Nayyirah Waheed is a writer and artist who has published two books of poetry and has been described as "perhaps the most famous poet on Instagram." Her poetry is known for being "short and minimalistic" and "incredibly touching", covering topics such as love, identity, race, and feminism.

== Poetry ==
After finding it difficult to first publish salt., Waheed decided to self-publish even though her work was highly criticized at the time. Her poems in salt. have become famous through her social media accounts on Twitter and Instagram. Her poetry in salt. revolves around the themes of love, identity, race, and feminism, and are categorized by her use of punctuation, lowercase letters, and the brevity of her words. Her second book of poetry, Nejma, was published in 2014. Both salt. and Nejma have become highly praised and studied in schools.

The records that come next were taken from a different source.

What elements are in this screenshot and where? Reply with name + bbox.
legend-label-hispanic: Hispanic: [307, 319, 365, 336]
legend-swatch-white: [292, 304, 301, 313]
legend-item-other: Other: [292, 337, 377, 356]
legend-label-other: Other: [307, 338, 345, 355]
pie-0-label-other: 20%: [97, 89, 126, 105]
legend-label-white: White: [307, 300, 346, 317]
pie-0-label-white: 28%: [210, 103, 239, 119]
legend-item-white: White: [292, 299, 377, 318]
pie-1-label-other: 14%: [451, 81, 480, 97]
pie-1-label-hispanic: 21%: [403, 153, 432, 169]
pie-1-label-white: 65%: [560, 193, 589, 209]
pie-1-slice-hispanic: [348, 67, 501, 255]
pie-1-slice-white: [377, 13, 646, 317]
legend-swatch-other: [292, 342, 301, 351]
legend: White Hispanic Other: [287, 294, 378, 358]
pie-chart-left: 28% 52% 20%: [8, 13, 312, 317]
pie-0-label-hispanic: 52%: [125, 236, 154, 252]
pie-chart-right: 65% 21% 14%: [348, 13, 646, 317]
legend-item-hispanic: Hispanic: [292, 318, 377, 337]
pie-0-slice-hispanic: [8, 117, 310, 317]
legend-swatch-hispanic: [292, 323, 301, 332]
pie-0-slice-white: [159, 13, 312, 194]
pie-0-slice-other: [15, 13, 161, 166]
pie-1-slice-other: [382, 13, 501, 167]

Waheed has accused poet Rupi Kaur of plagiarism, a charge Kaur denies. However, Kaur has stated she takes inspiration from Waheed.

=== Reception ===

salt. has been described as "lines filled with force and grit" and a "collection of thoughts that build to a quiet crescendo against all the forces of racism, misogyny and xenophobia." Her poetry has been praised for calling "out to care for what is most imperiled, and how words can keep us going." Jet Magazine said that her poetry will make readers want to re-evaluate their lives "as each poem breaks down your emotions and leaves you picking them up off the floor, piece by piece.

While her work was originally criticized for not following the more traditional rules of poetry, fans of Waheed's work praise her use of full stops and two to three lined poems.